The Great Spine of Africa series of expeditions, led and founded by explorer Steve Boyes and supported by the Rolex Perpetual Planet Initiative, have proven that the source of the Zambezi River lies in the Angolan Highlands. Over the years, Boyes and his team have travelled more than 30,000 kilometres across river systems, many of which had never been scientifically documented before.

Following years of intensive research measuring the heartbeat of these waters, South African conservationist Boyes journeyed to the 2025 Ramsar Convention in Zimbabwe. There, he presented his findings on the Lisima Lya Mwono landscape in the Angolan Highlands water tower, aiming to have the area recognized as a wetland of international importance. With 172 national governments participating, the Ramsar Convention is a crucial global platform for the protection of wetlands. Achieving Ramsar Site recognition would ensure protection under national and international conservation frameworks, emphasizing sustainable use and land management.

Next to the roaring white waters of the mighty Victoria Falls, Boyes distilled a decade of work into a 15-minute address to global changemakers. His team’s world-first research confirms that the true source of the Zambezi is in Angola. This pioneering assessment, combining expedition data with high-resolution satellite imagery, was published in a peer-reviewed scientific journal in September.

With strong support from influential collaborators – including Musonda Mumba, Secretary General of the Ramsar Convention, and Nyambe Nyambe, Executive Director of the Kavango Zambezi Transfrontier Conservation Area (KAZA TFCA) – the team is optimistic that Lisima Lya Mwono could be officially designated a Ramsar Site within months. Prior to the convention, Boyes bolstered his case with invaluable local knowledge provided by kings and chiefs from communities along the Zambezi, who gathered for the first time in 60 years to review the findings. Their endorsement has been crucial to the project.

“This meant a huge amount to me. Rivers unite people across borders. These are river guardians. They’re proud of the water. It’s an agreement across five countries for us to work very closely with them on monitoring the ecosystems.”
– Steve Boyes

Boyes has spent 25 years studying wetlands, including extensive work in Botswana’s Okavango Delta. But in the eastern highlands of Angola, he found something entirely new.
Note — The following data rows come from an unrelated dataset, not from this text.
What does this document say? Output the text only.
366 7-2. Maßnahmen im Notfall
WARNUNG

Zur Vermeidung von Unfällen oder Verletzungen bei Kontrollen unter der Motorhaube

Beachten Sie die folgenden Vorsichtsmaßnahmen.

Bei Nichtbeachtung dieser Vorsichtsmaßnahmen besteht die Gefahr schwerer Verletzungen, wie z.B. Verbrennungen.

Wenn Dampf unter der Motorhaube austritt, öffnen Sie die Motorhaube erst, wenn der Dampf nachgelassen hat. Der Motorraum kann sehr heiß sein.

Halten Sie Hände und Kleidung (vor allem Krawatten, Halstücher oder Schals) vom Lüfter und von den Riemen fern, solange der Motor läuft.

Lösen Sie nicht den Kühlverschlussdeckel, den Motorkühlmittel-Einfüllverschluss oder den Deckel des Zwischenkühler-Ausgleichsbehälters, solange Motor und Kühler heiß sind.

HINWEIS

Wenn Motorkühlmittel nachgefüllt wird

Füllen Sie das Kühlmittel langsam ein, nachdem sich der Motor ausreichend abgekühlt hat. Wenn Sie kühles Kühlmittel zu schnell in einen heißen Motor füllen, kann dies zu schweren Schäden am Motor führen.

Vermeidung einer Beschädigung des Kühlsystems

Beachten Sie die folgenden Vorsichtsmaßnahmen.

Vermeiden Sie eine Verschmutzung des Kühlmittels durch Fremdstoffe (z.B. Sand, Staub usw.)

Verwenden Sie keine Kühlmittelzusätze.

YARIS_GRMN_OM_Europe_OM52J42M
“The lisima lya mwono (source of life) landscape is a system of source lakes and previously undocumented peatlands – the second-largest peatland discovery in tropical Africa. I found it astonishing that this was not globally recognized.”
– Steve Boyes

Driven by the mission to better understand and protect these precious waterways, and building on his success as leader of the National Geographic Okavango Wilderness Team, Boyes launched the Great Spine of Africa expeditions in 2022 under his new organization, The Wilderness Project. Supported by the Rolex Perpetual Planet Initiative, the goal is to establish the first scientific baselines of Africa’s major water towers and investigate their role as the sources of the Zambezi, Congo, Niger and Nile – rivers on which two-thirds of Africa’s economy depends.

The first Great Spine of Africa mission, the Lungwevungu Expedition, explored the remote Angolan Highlands, where local communities had long believed a tributary may be the Zambezi’s true source. Together with Kerllen Costa, National Geographic Okavango Wilderness Project Angola Country Director, Boyes travelled down the Lungwevungu River in dugout canoes, gathering scientific evidence to verify this traditional knowledge.

Now, as the team works to protect 1.2 million square kilometres of African watersheds, plateaus and river systems by 2035, their expeditions are expanding into other major waterways, including the Congo and Nile basins. The project has completed 20 expeditions this year alone, with plans to reach 25 next year through Rolex’s continued support.

“Only 14 percent of Africa is protected right now. Whenever I go to the source of a river, there are people living traditionally, protecting it already. They just need to be recognized as such.”
– Steve Boyes

Boyes spends nine months of the year in the field, paddling for up to eight hours a day. His challenges range from capsizing by hippos and elephant charges to spending six days in hospital with malaria.

Covering 15 million hectares, the area identified by Boyes and his team as the Zambezi River’s water source will become the third-largest Ramsar Site in Africa and the fifth-largest in the world. Their work highlights the critical importance of preserving the Angolan Highlands – not only for the Zambezi ecosystem and the 20 million people who depend on it, but also for other major African rivers, including the Congo and the Okavango, which collectively support hundreds of millions of lives.